Actually, there's two questions in here, one regarding the master-detail navigation, the other regarding accordion vs. tabs.
Master-detail can be realized on one screen, like here, or with a two-step navigation from the list to a complete screen of details. For me, the decision between these two relies on the following:
- How many detail is needed to identify the correct item? If few columns are needed in the table for identification, it can be small, which points to a master-detail pattern.
- Does the user select one item, look at it or change it, and leave the app? That's a point for the two screens. Note that this is not about the number of items selected per day, but while not leaving the list.
- If the user needs to work on several items from the list, this points towards the master-detail pattern. If he must compare items, or transfer information from one to another, that's an even stronger indication for it.
- Does the information changed on the detail influence the sort order in the list? If it does, I'd rather choose the two-step navigation. Otherwise, a change on the right area of the screen will change the left area, which is an unusual update relation (and might cause issues with screen readers, breaking accessibility requirements).

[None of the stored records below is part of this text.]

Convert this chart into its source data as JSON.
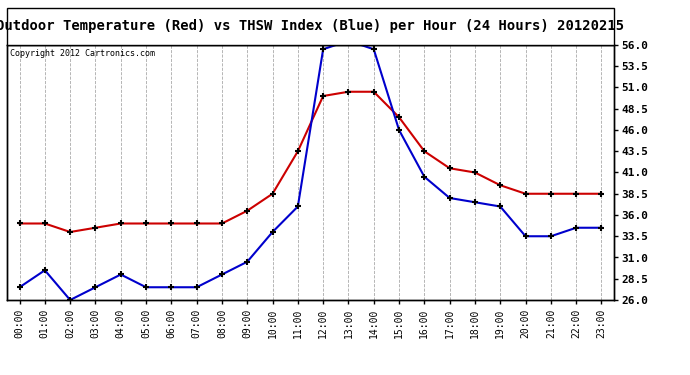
{
  "title": "Outdoor Temperature (Red) vs THSW Index (Blue) per Hour (24 Hours) 20120215",
  "copyright_text": "Copyright 2012 Cartronics.com",
  "hours": [
    0,
    1,
    2,
    3,
    4,
    5,
    6,
    7,
    8,
    9,
    10,
    11,
    12,
    13,
    14,
    15,
    16,
    17,
    18,
    19,
    20,
    21,
    22,
    23
  ],
  "hour_labels": [
    "00:00",
    "01:00",
    "02:00",
    "03:00",
    "04:00",
    "05:00",
    "06:00",
    "07:00",
    "08:00",
    "09:00",
    "10:00",
    "11:00",
    "12:00",
    "13:00",
    "14:00",
    "15:00",
    "16:00",
    "17:00",
    "18:00",
    "19:00",
    "20:00",
    "21:00",
    "22:00",
    "23:00"
  ],
  "red_temp": [
    35.0,
    35.0,
    34.0,
    34.5,
    35.0,
    35.0,
    35.0,
    35.0,
    35.0,
    36.5,
    38.5,
    43.5,
    50.0,
    50.5,
    50.5,
    47.5,
    43.5,
    41.5,
    41.0,
    39.5,
    38.5,
    38.5,
    38.5,
    38.5
  ],
  "blue_thsw": [
    27.5,
    29.5,
    26.0,
    27.5,
    29.0,
    27.5,
    27.5,
    27.5,
    29.0,
    30.5,
    34.0,
    37.0,
    55.5,
    56.5,
    55.5,
    46.0,
    40.5,
    38.0,
    37.5,
    37.0,
    33.5,
    33.5,
    34.5,
    34.5
  ],
  "ylim": [
    26.0,
    56.0
  ],
  "yticks": [
    26.0,
    28.5,
    31.0,
    33.5,
    36.0,
    38.5,
    41.0,
    43.5,
    46.0,
    48.5,
    51.0,
    53.5,
    56.0
  ],
  "red_color": "#cc0000",
  "blue_color": "#0000cc",
  "plot_bg": "#ffffff",
  "fig_bg": "#ffffff",
  "grid_color": "#aaaaaa",
  "marker": "+",
  "title_fontsize": 10,
  "copyright_fontsize": 6,
  "tick_fontsize": 7,
  "ytick_fontsize": 8
}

If you decide to use the two-step navigation, be sure to highlight the previous selection in the list when the user comes back from the detail screen - to give the user feedback about where he was in the list.

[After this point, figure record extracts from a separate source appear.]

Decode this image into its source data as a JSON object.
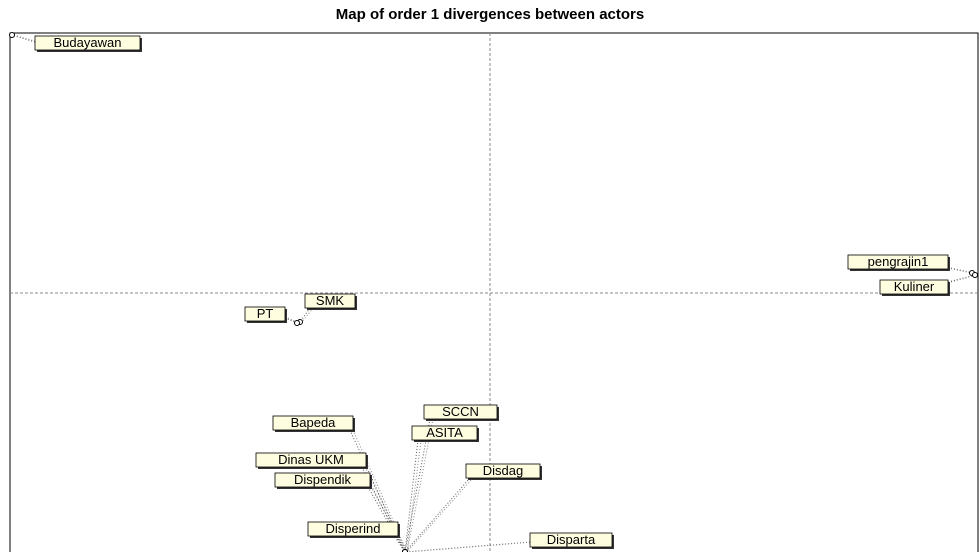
{
  "title": "Map of order 1 divergences between actors",
  "actors": [
    {
      "label": "Budayawan"
    },
    {
      "label": "pengrajin1"
    },
    {
      "label": "Kuliner"
    },
    {
      "label": "SMK"
    },
    {
      "label": "PT"
    },
    {
      "label": "SCCN"
    },
    {
      "label": "Bapeda"
    },
    {
      "label": "ASITA"
    },
    {
      "label": "Dinas UKM"
    },
    {
      "label": "Disdag"
    },
    {
      "label": "Dispendik"
    },
    {
      "label": "Disparta"
    },
    {
      "label": "Disperind"
    }
  ]
}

Accordion vs. tabs concerns the presentation of the details. There are two kinds of accordions, one allowing only one section to be open at a time, and another allowing any number of sections to be open. Your design looks like the second kind.
- If users needs access to just a single section, I'd choose the tab pattern since it reduces/prevents vertical scrolling.
- If people need to look at different sections in parallel (and there are other reasons for not changing the sectioning), I'd choose the second kind of accordion.
- If people need to search through the sections (e.g., because they are not familiar with the sectioning), use the tabs. The click targets in the accordion design move, which makes it harder for the user to go through them one by one.
Sometimes, detail sections contain lists of elements (such as notes). Add an indication whether a section contains content (such as a counter of notes like "Notes (1)") to the tabs or the accordion.
I hope that gives you some criteria to decide.